Independent directors shall perform the duties of meeting, and the meeting shall have written records and signatures of the parties.

Article 8 independent directors shall pay close attention to the information confidentiality during the preparation of the company’s annual report, and strictly prevent the disclosure of insider information, insider trading and other illegal acts.

Article 9 before convening the board of directors to review the annual report, independent directors shall review the adequacy of the procedures, necessary documents and materials and information that can make reasonable and accurate judgments. If it is found that it is inconsistent with the relevant provisions on the convening of the board of directors or the judgment basis is insufficient, the independent directors shall put forward opinions on supplementing, rectifying and delaying the convening of the board of directors. If the opinions of the independent director are not adopted, the independent director may refuse to attend the board of directors and require the company to disclose the situation and reasons for his failure to attend the board of directors. The company shall disclose the situation and reasons for the non attendance of independent directors at the board of directors in the announcement of the resolution of the board of directors.

Article 10 independent directors shall sign written confirmation opinions on the annual report.
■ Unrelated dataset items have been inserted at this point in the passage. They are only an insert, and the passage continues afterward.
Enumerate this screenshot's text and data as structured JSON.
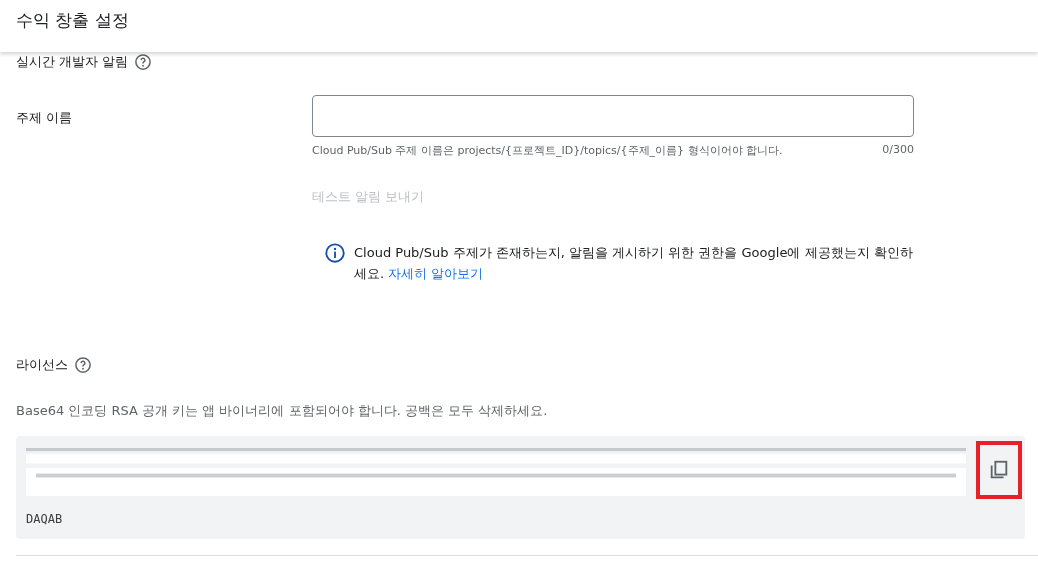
{
  "header": {
    "title": "수익 창출 설정"
  },
  "realtime_notifications": {
    "title": "실시간 개발자 알림",
    "topic_name": {
      "label": "주제 이름",
      "helper": "Cloud Pub/Sub 주제 이름은 projects/{프로젝트_ID}/topics/{주제_이름} 형식이어야 합니다.",
      "counter": "0/300"
    },
    "test_button": {
      "label": "테스트 알림 보내기",
      "disabled": true
    },
    "info": {
      "text": "Cloud Pub/Sub 주제가 존재하는지, 알림을 게시하기 위한 권한을 Google에 제공했는지 확인하세요.",
      "link": "자세히 알아보기"
    }
  },
  "license": {
    "title": "라이선스",
    "description": "Base64 인코딩 RSA 공개 키는 앱 바이너리에 포함되어야 합니다. 공백은 모두 삭제하세요.",
    "key_visible_text": "DAQAB",
    "copy_highlighted": true
  }
}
If the independent directors cannot guarantee the authenticity, accuracy and completeness of the annual report or have objections, they shall state the reasons and express their opinions and disclose them.

Article 11 If independent directors have objections to the specific matters of the company’s annual report, with the consent of all independent directors, they can independently hire external audit institutions and consulting institutions to audit and consult the specific matters of the company, and the relevant expenses incurred shall be borne by the company.
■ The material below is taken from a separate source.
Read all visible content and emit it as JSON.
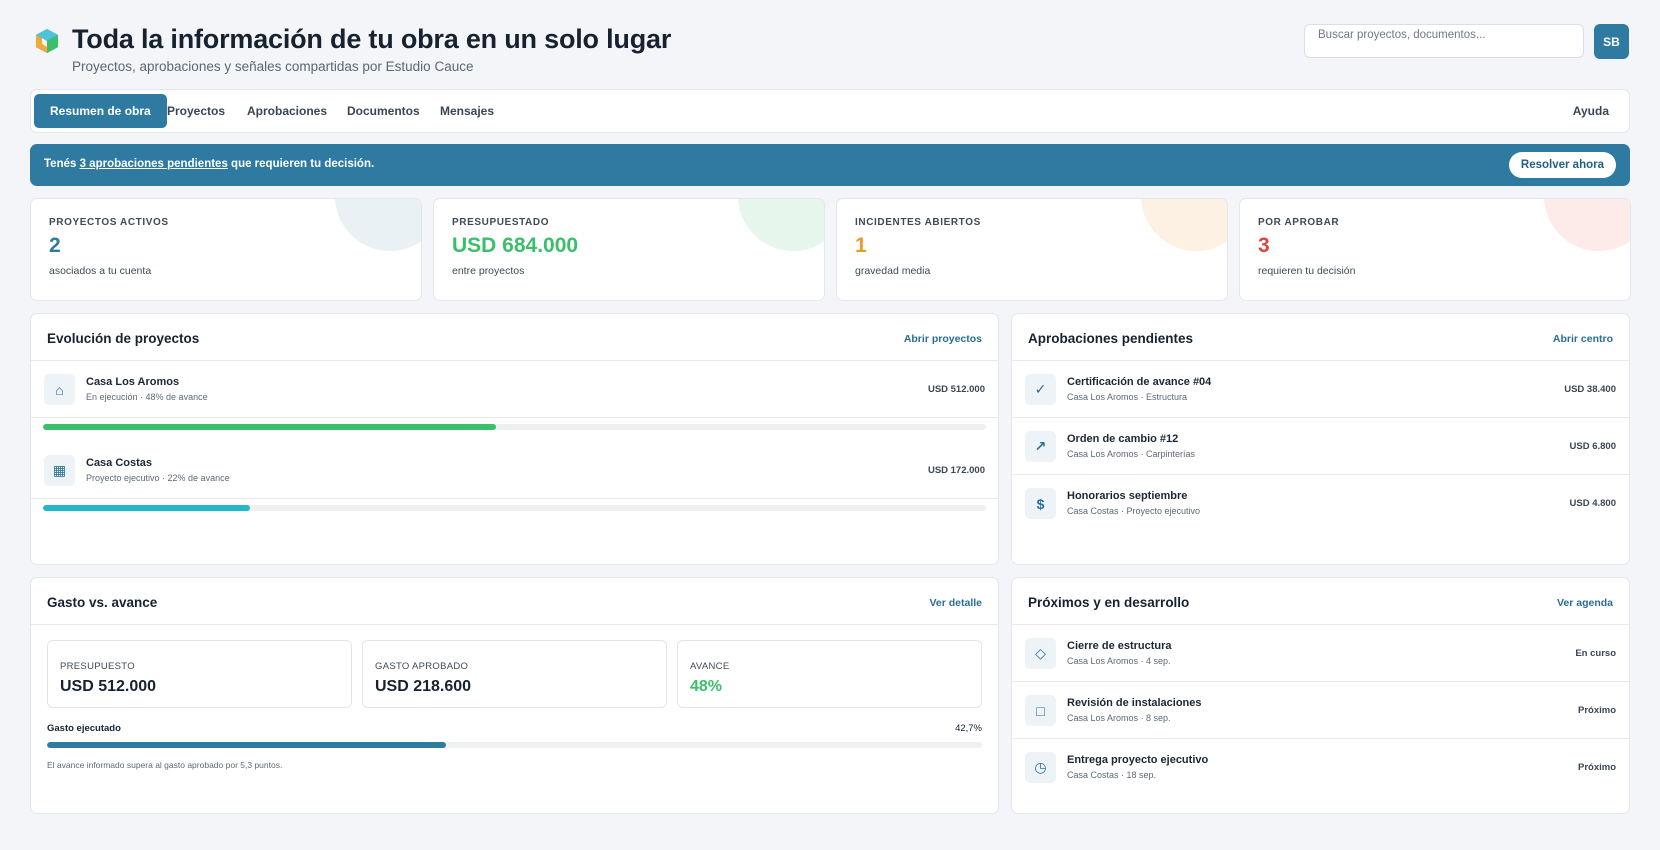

Article 12 the Secretary of the board of directors and the person in charge of finance of the company shall be responsible for coordinating the communication between the independent directors and the management of the company. The company shall create necessary conditions for the independent directors to perform their duties in the process of preparing the annual report.
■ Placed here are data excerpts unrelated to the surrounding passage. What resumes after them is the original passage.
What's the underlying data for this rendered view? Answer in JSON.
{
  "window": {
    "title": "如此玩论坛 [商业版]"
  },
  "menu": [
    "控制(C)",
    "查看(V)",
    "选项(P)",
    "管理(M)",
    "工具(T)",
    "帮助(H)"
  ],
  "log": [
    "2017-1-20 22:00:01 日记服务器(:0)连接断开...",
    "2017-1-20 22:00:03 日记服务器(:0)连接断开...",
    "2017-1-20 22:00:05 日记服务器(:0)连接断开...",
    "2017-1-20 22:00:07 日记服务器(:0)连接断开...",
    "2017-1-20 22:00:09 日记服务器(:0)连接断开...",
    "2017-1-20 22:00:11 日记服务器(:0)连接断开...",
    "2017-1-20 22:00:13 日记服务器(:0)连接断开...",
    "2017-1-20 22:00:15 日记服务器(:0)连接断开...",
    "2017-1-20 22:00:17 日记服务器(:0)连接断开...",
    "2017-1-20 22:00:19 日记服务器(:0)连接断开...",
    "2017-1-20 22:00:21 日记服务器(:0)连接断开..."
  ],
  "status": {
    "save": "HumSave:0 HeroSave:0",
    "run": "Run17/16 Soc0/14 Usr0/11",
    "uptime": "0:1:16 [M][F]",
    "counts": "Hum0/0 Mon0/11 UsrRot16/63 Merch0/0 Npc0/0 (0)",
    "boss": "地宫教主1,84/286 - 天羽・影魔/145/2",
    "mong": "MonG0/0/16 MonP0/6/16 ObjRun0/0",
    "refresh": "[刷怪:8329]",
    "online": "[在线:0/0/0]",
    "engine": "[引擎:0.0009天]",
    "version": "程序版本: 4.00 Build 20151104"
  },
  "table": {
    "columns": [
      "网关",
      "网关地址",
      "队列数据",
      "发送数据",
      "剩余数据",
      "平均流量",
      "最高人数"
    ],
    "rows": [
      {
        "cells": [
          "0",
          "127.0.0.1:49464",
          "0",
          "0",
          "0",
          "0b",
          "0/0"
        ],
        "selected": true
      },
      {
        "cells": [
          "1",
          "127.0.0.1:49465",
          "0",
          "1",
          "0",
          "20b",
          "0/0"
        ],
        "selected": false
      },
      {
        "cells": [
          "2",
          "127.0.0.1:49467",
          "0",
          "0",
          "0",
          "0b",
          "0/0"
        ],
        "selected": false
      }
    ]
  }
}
Chapter III supplementary provisions

Article 13 for matters not covered in this system, the independent directors of the company shall implement in accordance with relevant laws, administrative regulations, departmental rules, normative documents and the articles of association.

Article 14 the system shall be interpreted and revised by the board of directors of the company.

Article 15 this system shall come into force and be implemented from the date of deliberation and adoption by the board of directors.